The desert tortoise, which can live up to seventy years, is found in southwestern Nevada and is the largest reptile in the southwestern United States. In parts of the state, the population has decreased thirty to fifty percent due to predation, disease, vandalism and illegal collection by humans.

== Fish ==

Nevada has 48 species of fish living in its 600 rivers and more than 200 lakes. Large lakes with several species of fish include for instance Pyramid Lake, Lake Tahoe, Lake Mead, Lake Mohave, Franklin Lake and Walker Lake. At least 12 of Nevada's fishes are endemic to Nevada waters – they occur here and exist nowhere else in the world. Examples of endemic Nevadan fish are Devil's Hole pupfish in Devils Hole, moapa dace in Muddy River and the Cui-ui in Pyramid Lake and Truckee River.

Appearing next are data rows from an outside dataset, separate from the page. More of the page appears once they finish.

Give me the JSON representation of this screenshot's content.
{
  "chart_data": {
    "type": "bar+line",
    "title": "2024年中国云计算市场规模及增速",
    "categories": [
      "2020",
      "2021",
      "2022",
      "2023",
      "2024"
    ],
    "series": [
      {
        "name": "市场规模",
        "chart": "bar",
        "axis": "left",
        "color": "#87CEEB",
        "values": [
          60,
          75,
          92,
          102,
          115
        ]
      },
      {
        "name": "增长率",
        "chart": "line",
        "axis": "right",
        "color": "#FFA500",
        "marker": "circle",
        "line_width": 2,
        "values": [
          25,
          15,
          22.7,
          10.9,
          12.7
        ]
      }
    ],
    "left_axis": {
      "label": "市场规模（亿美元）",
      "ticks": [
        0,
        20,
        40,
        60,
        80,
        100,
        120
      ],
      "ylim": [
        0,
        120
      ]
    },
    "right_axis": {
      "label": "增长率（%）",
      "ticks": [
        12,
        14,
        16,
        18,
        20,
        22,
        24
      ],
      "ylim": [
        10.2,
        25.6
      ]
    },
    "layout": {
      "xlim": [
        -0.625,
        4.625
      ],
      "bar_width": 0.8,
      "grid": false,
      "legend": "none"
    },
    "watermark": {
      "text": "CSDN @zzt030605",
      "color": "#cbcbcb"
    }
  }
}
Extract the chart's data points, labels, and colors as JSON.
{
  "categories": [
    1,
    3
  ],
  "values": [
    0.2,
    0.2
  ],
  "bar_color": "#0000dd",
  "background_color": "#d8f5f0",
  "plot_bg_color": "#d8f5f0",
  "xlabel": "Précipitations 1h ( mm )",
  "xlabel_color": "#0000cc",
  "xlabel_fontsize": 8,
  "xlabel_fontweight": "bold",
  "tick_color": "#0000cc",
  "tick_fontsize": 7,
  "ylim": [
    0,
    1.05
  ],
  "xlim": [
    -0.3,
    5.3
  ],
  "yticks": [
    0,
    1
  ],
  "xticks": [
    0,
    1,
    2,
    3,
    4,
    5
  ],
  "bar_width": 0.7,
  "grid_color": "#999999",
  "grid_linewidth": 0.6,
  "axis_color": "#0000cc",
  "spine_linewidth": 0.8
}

The Lahontan cutthroat trout is the official state fish and a native trout found in 14 of the State's 17 counties. Fish species in Nevada include mountain whitefish, Great Basin redband trout, bull trout, Yellowstone cutthroat trout, Bonneville cutthroat trout, Lahontan cutthroat trout, rainbow trout, largemouth bass, Small Mouthed Bass, channel catfish, striped bass, bullhead catfish, crappie, green sunfish, bluegill sunfish, carps, humpback chub, razor back sucker, bonytail chub and Colorado squawfish.

== Amphibians ==

Amphibians in Nevada include the tiger salamander, western toad, Great Basin spadefoot, bullfrog, Columbia spotted frog, northern leopard frog, Woodhouse's toad, Amargosa toad, southwestern toad and several other species of toad, frog and salamander.